In the wake of a site-crashing interview with the founder and editor of The American Prospect—in which he talked about administration in-fighting, tensions with North Korea, looming economic war with China, and his high hopes for Democrat's focus on identity politics—top Trump advisor Steve Bannon, according to responses gathered by Axios, is possibly in pretty deep(er) shit just about now with his White House colleagues.
One person, described by Axios' Jonathan Swan as "not an enemy of [Bannon's]," indicated the consquences of the interview could be severe.
"Since Steve apparently enjoys casually undermining U.S. national security," the White House staff member reportedly said, "I'll put this in terms he'll understand: This is DEFCON 1-level bad."
Steve Bannon's colleagues can't believe what they're reading tonight — and here's the twist: neither can Bannon. https://t.co/SRyxJDv5Bc
— Jonathan Swan (@jonathanvswan) August 17, 2017
To begin with, it seemed a strange choice for Bannon to call the Prospect's Robert Kuttner, who confessed he was a "little stunned" to receive a message from Bannon's assistant that the former head of the right-wing Breitbart news outlet—now one of Trump's most contentious and controversial top aides—would be calling him to bounce around ideas.

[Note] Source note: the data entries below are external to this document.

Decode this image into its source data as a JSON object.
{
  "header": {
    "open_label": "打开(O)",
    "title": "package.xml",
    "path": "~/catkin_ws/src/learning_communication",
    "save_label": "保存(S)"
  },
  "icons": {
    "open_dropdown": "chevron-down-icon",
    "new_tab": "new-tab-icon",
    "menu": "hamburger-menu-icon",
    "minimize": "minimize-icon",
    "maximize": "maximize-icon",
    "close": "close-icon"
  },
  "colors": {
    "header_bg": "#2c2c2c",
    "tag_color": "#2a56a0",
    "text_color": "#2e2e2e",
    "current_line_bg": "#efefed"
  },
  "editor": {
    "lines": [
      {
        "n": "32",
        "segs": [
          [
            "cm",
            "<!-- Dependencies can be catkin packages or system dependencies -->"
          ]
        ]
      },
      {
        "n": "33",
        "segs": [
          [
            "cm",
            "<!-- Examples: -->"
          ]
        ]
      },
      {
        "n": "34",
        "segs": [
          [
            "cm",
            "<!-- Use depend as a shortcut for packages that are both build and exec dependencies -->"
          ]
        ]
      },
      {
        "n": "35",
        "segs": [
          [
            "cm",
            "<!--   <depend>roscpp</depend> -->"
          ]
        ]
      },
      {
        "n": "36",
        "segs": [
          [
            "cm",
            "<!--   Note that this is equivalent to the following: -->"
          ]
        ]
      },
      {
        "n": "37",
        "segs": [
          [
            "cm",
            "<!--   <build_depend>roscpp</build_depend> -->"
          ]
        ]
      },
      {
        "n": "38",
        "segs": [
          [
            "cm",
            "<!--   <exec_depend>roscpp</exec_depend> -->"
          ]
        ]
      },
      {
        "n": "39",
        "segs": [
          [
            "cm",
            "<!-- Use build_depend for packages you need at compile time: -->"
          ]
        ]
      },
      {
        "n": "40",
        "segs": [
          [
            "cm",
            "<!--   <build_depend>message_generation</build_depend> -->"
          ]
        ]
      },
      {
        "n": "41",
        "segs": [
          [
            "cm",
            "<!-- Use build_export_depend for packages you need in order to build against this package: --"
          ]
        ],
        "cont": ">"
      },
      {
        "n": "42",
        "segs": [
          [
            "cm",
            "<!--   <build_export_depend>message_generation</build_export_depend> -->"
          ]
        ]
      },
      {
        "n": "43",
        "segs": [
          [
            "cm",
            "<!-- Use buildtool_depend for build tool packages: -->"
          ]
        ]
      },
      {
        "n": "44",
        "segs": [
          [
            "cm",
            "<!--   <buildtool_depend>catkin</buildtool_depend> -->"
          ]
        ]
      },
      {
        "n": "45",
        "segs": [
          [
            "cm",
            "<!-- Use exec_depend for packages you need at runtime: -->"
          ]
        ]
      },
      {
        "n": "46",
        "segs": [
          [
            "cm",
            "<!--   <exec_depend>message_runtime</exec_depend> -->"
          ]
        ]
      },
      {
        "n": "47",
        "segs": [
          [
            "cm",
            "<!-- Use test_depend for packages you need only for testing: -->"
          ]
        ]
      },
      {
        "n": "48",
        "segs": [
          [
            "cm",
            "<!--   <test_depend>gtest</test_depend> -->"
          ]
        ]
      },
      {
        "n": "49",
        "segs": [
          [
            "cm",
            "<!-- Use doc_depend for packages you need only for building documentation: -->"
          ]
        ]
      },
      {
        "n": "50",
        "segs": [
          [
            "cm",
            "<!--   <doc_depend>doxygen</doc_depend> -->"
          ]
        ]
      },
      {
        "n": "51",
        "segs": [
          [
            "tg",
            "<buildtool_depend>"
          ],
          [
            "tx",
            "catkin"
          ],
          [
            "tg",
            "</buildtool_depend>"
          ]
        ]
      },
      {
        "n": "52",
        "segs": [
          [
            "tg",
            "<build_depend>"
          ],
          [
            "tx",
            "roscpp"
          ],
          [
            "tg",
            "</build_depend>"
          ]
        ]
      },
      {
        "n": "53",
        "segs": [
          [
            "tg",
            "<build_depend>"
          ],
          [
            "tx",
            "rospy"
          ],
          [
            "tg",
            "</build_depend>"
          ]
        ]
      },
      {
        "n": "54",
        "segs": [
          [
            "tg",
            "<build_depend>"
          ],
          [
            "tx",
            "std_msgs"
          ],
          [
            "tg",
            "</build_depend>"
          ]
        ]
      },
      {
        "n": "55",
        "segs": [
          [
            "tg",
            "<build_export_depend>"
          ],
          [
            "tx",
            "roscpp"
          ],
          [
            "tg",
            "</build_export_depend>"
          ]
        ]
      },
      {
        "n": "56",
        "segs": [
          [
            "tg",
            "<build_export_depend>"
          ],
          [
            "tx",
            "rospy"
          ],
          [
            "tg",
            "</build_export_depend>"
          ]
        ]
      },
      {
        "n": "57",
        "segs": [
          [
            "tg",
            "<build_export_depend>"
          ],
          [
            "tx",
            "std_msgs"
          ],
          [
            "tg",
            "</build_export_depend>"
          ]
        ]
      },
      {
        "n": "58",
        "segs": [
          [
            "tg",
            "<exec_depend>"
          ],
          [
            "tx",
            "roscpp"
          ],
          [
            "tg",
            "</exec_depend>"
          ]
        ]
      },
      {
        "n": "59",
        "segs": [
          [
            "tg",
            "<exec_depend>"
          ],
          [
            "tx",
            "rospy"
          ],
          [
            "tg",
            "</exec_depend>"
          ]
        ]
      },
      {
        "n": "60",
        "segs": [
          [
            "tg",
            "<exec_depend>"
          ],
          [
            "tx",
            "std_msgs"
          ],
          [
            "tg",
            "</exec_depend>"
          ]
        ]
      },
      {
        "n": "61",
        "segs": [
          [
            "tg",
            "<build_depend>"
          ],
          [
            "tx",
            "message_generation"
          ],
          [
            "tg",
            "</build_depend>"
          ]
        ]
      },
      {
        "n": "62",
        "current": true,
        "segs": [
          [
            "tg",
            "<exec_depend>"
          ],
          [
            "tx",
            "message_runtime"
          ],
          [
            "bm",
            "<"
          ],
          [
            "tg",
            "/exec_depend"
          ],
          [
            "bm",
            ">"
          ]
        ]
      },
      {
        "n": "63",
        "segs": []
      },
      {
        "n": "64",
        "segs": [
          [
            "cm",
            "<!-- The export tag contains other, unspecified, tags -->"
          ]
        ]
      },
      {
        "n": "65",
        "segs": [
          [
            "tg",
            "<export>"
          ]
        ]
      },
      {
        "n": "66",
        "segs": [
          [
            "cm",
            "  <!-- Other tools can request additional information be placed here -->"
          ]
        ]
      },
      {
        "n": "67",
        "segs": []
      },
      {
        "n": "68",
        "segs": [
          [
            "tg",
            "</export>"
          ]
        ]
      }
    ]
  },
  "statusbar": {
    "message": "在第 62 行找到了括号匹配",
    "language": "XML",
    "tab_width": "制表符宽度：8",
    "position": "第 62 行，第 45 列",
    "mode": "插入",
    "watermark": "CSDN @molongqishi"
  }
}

While some suggested Bannon might be acting the master strategist and somehow making a "play" with his call to Kuttner, Swan argued emphatically his belief this was not the case. "You might read some takes tomorrow saying Bannon is playing 5D chess & this was part of a devious strategy," he tweeted. "Those takes will be wrong."
Kuttner appeared on CNN Wednesday evening and said that his talk with Bannon revealed to him the man's "hubris" and "arrogance":
According to Kuttner, who also writes in the article that Bannon never once brought up the idea that the conversation would be "off the record," the motivation for the call was Kuttner's recent column on the subject of U.S. and North Korean tensions and the political and economic implications with China they entail. The argument of the article, entitled U.S. vs. North Korea: The Winner? China, had impressed Bannon. "You absolutely nailed it," Bannon said.
"We're at economic war with China," Bannon continued. "It's in all their literature. They're not shy about saying what they're doing. One of us is going to be a hegemon in 25 or 30 years and it’s gonna be them if we go down this path. On Korea, they’re just tapping us along. It's just a sideshow."
Kuttner goes on to relate Bannon's description of "his battle inside the administration to take a harder line on China trade, and not to fall into a trap of wishful thinking in which complaints against China’s trade practices now had to take a backseat to the hope that China, as honest broker, would help restrain [North Korea's Kim Jong-un]."
"To me," Bannon confessed, "the economic war with China is everything. And we have to be maniacally focused on that."
Kuttner explained how Bannon's vision of the necessary Trump strategy will be to file "a complaint under Section 301 of the 1974 Trade Act against Chinese coercion of technology transfers from American corporations" and that official objections to steel and aluminum dumping would follow. "We're going to run the tables on these guys," Bannon explained. "We've come to the conclusion that they're in an economic war and they're crushing us."
Remarking on internal tensions, Bannon said his rivals in the White House and elsewhere in government "were wetting themselves" over North Korean tensions, but he assured Kuttner that opponents of his plan to target China economically were actively being marginalized.
Bannon told Kuttner that Trump wants to proceed, calling it his "default position," but that "trade doves" inside the White House were stalling the effort. In fact, the reaching out to Kuttner becomes central to the story at this point, as Bannon apparently perceives potential allies in left-wing critics of the trade policies preferred by corporate elites—the same kind of people who Bannon derisively terms "globalists." Kuttner dismissed that idea as naive, calling it a "puzzling" leap to think "possible convergence of views on China trade might somehow paper over the political and moral chasm" of the white nationalism Bannon represents and has championed.
Of the white supremacists who marched in Charlottesville, Virginia over the weekend, Bannon dismissed any responsibility he had for cultivating or making space for such movements and dismissed the participants as "losers," "a fringe element," and "a collection of clowns." On the other hand, and according to separate reporting by Swan Wednesday night, Bannon is among those in the White House standing in approval of Trump's performance at Tuesday press conference, seeing it "not as the lowest point in his presidency, but as a 'defining moment,' where Trump decided to fully abandon the 'globalists' and side with 'his people.'"
But Bannon in his remarks to Kuttner also seemingly played his hand on the Democratic Party's response to the rise of Trump's brand of politics built around xenophobia, discrimination, and attacks on political correctness. "The longer [the Democrats] talk about identity politics, I got 'em," Bannon said. "I want them to talk about racism every day. If the left is focused on race and identity, and we go with economic nationalism, we can crush the Democrats."
The next step for Bannon and Kuttner's relationship? Kuttner said he received an invitation to come to the White House after Labor Day to discuss these issues further.
If, of course, as Kuttner quipped, Bannon's "still there."